Re: use ARM intrinsics in pg_lfind32() where available

Поиск
Список
Период
Сортировка
От Thomas Munro
Тема Re: use ARM intrinsics in pg_lfind32() where available
Дата
Msg-id CA+hUKGLcDi5L-+QXXDTEEEd0ynYse7Fd6dXdP6W9e+XVpa-i4Q@mail.gmail.com
обсуждение исходный текст
Ответ на Re: use ARM intrinsics in pg_lfind32() where available  (Nathan Bossart <nathandbossart@gmail.com>)
Ответы Re: use ARM intrinsics in pg_lfind32() where available  (Nathan Bossart <nathandbossart@gmail.com>)
Список pgsql-hackers
On Sun, Aug 28, 2022 at 10:12 AM Nathan Bossart
<nathandbossart@gmail.com> wrote:
> Yup.  The problem is that AFAICT there's no equivalent to
> _mm_movemask_epi8() on aarch64, so you end up with something like
>
>         vmaxvq_u8(vandq_u8(v, vector8_broadcast(0x80))) != 0
>
> But for pg_lfind32(), we really just want to know if any lane is set, which
> only requires a call to vmaxvq_u32().  I haven't had a chance to look too
> closely, but my guess is that this ultimately results in an extra AND
> operation in the aarch64 path, so maybe it doesn't impact performance too
> much.  The other option would be to open-code the intrinsic function calls
> into pg_lfind.h.  I'm trying to avoid the latter, but maybe it's the right
> thing to do for now...  What do you think?

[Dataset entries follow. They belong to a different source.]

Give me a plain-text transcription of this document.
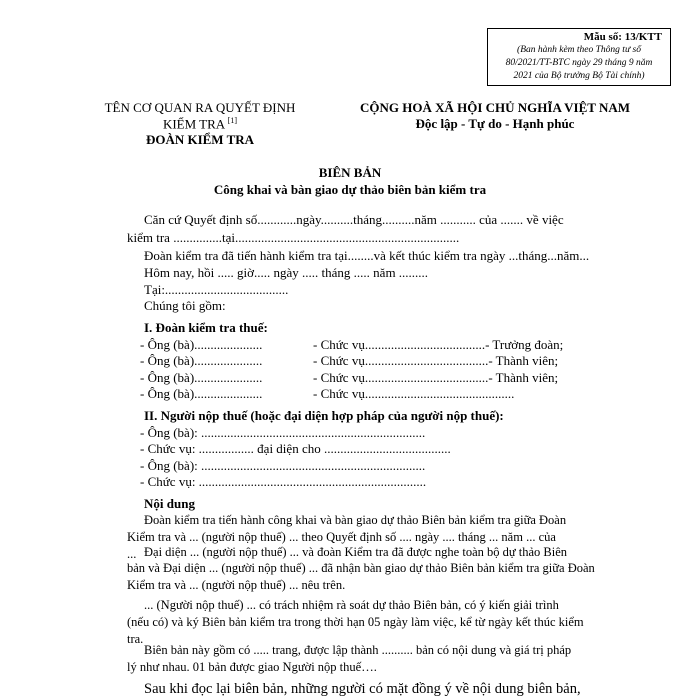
Mẫu số: 13/KTT
(Ban hành kèm theo Thông tư số
80/2021/TT-BTC ngày 29 tháng 9 năm
2021 của Bộ trưởng Bộ Tài chính)
TÊN CƠ QUAN RA QUYẾT ĐỊNH
KIỂM TRA [1]
ĐOÀN KIỂM TRA
CỘNG HOÀ XÃ HỘI CHỦ NGHĨA VIỆT NAM
Độc lập - Tự do - Hạnh phúc
BIÊN BẢN
Công khai và bàn giao dự thảo biên bản kiểm tra
Căn cứ Quyết định số............ngày..........tháng..........năm ........... của ....... về việc
kiểm tra ...............tại.....................................................................
Đoàn kiểm tra đã tiến hành kiểm tra tại........và kết thúc kiểm tra ngày ...tháng...năm...
Hôm nay, hồi ..... giờ..... ngày ..... tháng ..... năm .........
Tại:......................................
Chúng tôi gồm:
I. Đoàn kiểm tra thuế:
- Ông (bà).....................	- Chức vụ.....................................- Trưởng đoàn;
- Ông (bà).....................	- Chức vụ......................................- Thành viên;
- Ông (bà).....................	- Chức vụ......................................- Thành viên;
- Ông (bà).....................	- Chức vụ..............................................
II. Người nộp thuế (hoặc đại diện hợp pháp của người nộp thuế):
- Ông (bà): .....................................................................
- Chức vụ: ................. đại diện cho .......................................
- Ông (bà): .....................................................................
- Chức vụ: ......................................................................
Nội dung
Đoàn kiểm tra tiến hành công khai và bàn giao dự thảo Biên bản kiểm tra giữa Đoàn
Kiểm tra và ... (người nộp thuế) ... theo Quyết định số .... ngày .... tháng ... năm ... của
... Đại diện ... (người nộp thuế) ... và đoàn Kiểm tra đã được nghe toàn bộ dự thảo Biên
bản và Đại diện ... (người nộp thuế) ... đã nhận bàn giao dự thảo Biên bản kiểm tra giữa Đoàn
Kiểm tra và ... (người nộp thuế) ... nêu trên.
... (Người nộp thuế) ... có trách nhiệm rà soát dự thảo Biên bản, có ý kiến giải trình
(nếu có) và ký Biên bản kiểm tra trong thời hạn 05 ngày làm việc, kể từ ngày kết thúc kiểm
tra.
Biên bản này gồm có ..... trang, được lập thành .......... bản có nội dung và giá trị pháp
lý như nhau. 01 bản được giao Người nộp thuế….
Sau khi đọc lại biên bản, những người có mặt đồng ý về nội dung biên bản,
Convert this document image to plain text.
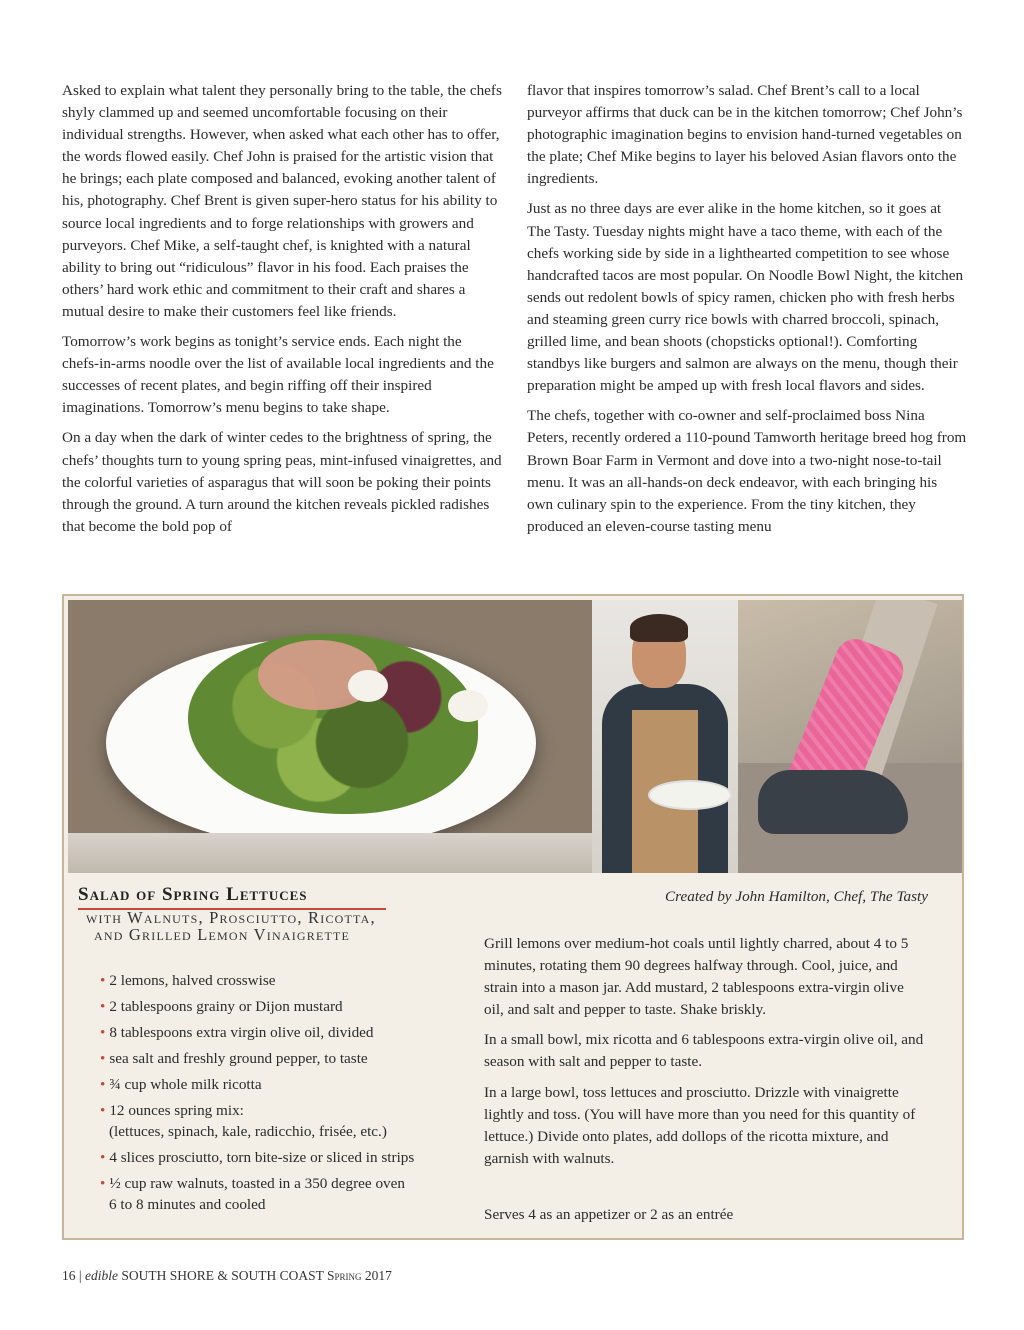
Asked to explain what talent they personally bring to the table, the chefs shyly clammed up and seemed uncomfortable focusing on their individual strengths. However, when asked what each other has to offer, the words flowed easily. Chef John is praised for the artistic vision that he brings; each plate composed and balanced, evoking another talent of his, photography. Chef Brent is given super-hero status for his ability to source local ingredients and to forge relationships with growers and purveyors. Chef Mike, a self-taught chef, is knighted with a natural ability to bring out “ridiculous” flavor in his food. Each praises the others’ hard work ethic and commitment to their craft and shares a mutual desire to make their customers feel like friends.

Tomorrow’s work begins as tonight’s service ends. Each night the chefs-in-arms noodle over the list of available local ingredients and the successes of recent plates, and begin riffing off their inspired imaginations. Tomorrow’s menu begins to take shape.

On a day when the dark of winter cedes to the brightness of spring, the chefs’ thoughts turn to young spring peas, mint-infused vinaigrettes, and the colorful varieties of asparagus that will soon be poking their points through the ground. A turn around the kitchen reveals pickled radishes that become the bold pop of

flavor that inspires tomorrow’s salad. Chef Brent’s call to a local purveyor affirms that duck can be in the kitchen tomorrow; Chef John’s photographic imagination begins to envision hand-turned vegetables on the plate; Chef Mike begins to layer his beloved Asian flavors onto the ingredients.

Just as no three days are ever alike in the home kitchen, so it goes at The Tasty. Tuesday nights might have a taco theme, with each of the chefs working side by side in a lighthearted competition to see whose handcrafted tacos are most popular. On Noodle Bowl Night, the kitchen sends out redolent bowls of spicy ramen, chicken pho with fresh herbs and steaming green curry rice bowls with charred broccoli, spinach, grilled lime, and bean shoots (chopsticks optional!). Comforting standbys like burgers and salmon are always on the menu, though their preparation might be amped up with fresh local flavors and sides.

The chefs, together with co-owner and self-proclaimed boss Nina Peters, recently ordered a 110-pound Tamworth heritage breed hog from Brown Boar Farm in Vermont and dove into a two-night nose-to-tail menu. It was an all-hands-on deck endeavor, with each bringing his own culinary spin to the experience. From the tiny kitchen, they produced an eleven-course tasting menu

Salad of Spring Lettuces
with Walnuts, Prosciutto, Ricotta,
and Grilled Lemon Vinaigrette
Created by John Hamilton, Chef, The Tasty
• 2 lemons, halved crosswise
• 2 tablespoons grainy or Dijon mustard
• 8 tablespoons extra virgin olive oil, divided
• sea salt and freshly ground pepper, to taste
• ¾ cup whole milk ricotta
• 12 ounces spring mix:
(lettuces, spinach, kale, radicchio, frisée, etc.)
• 4 slices prosciutto, torn bite-size or sliced in strips
• ½ cup raw walnuts, toasted in a 350 degree oven
6 to 8 minutes and cooled

Grill lemons over medium-hot coals until lightly charred, about 4 to 5 minutes, rotating them 90 degrees halfway through. Cool, juice, and strain into a mason jar. Add mustard, 2 tablespoons extra-virgin olive oil, and salt and pepper to taste. Shake briskly.

In a small bowl, mix ricotta and 6 tablespoons extra-virgin olive oil, and season with salt and pepper to taste.

In a large bowl, toss lettuces and prosciutto. Drizzle with vinaigrette lightly and toss. (You will have more than you need for this quantity of lettuce.) Divide onto plates, add dollops of the ricotta mixture, and garnish with walnuts.

Serves 4 as an appetizer or 2 as an entrée
16 | edible SOUTH SHORE & SOUTH COAST Spring 2017
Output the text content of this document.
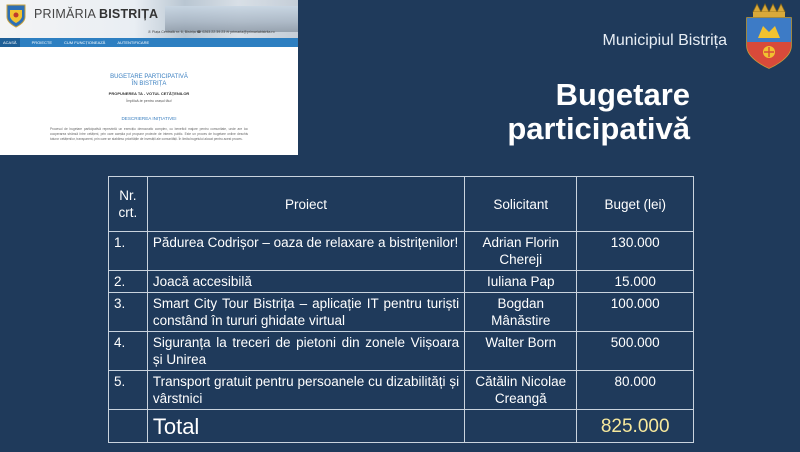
PRIMĂRIA BISTRIȚA
✆ Piața Centrală nr. 6, Bistrița ☎ 0263.22.39.23 ✉ primaria@primariabistrita.ro
ACASĂ	PROIECTE	CUM FUNCȚIONEAZĂ	AUTENTIFICARE
BUGETARE PARTICIPATIVĂ
ÎN BISTRIȚA
PROPUNEREA TA - VOTUL CETĂȚENILOR
Împliică-te pentru orașul tău!
DESCRIEREA INIȚIATIVEI
Procesul de bugetare participativă reprezintă un exercițiu democratic complex, cu beneficii majore pentru comunitate, unde are loc cooperarea strânsă între cetățeni, prin care aceștia pot propune proiecte de interes public. Este un proces de bugetare online deschis tuturor cetățenilor, transparent, prin care se stabilesc prioritățile de investiții ale comunității. În limita bugetului alocat pentru acest proces.
Municipiul Bistrița
Bugetare
participativă
Nr. crt.	Proiect	Solicitant	Buget (lei)
1.	Pădurea Codrișor – oaza de relaxare a bistrițenilor!	Adrian Florin Chereji	130.000
2.	Joacă accesibilă	Iuliana Pap	15.000
3.	Smart City Tour Bistrița – aplicație IT pentru turiști constând în tururi ghidate virtual	Bogdan Mânăstire	100.000
4.	Siguranța la treceri de pietoni din zonele Viișoara și Unirea	Walter Born	500.000
5.	Transport gratuit pentru persoanele cu dizabilități și vârstnici	Cătălin Nicolae Creangă	80.000
	Total		825.000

Ahh, this gives me a flashback to John's UTF-8 validation thread[1]
(the beginner NEON hackery in there was just a learning exercise,
sadly not followed up with real patches...).  He had
_mm_movemask_epi8(v) != 0 which I first translated to
to_bool(bitwise_and(v, vmovq_n_u8(0x80))) and he pointed out that
vmaxvq_u8(v) > 0x7F has the right effect without the and.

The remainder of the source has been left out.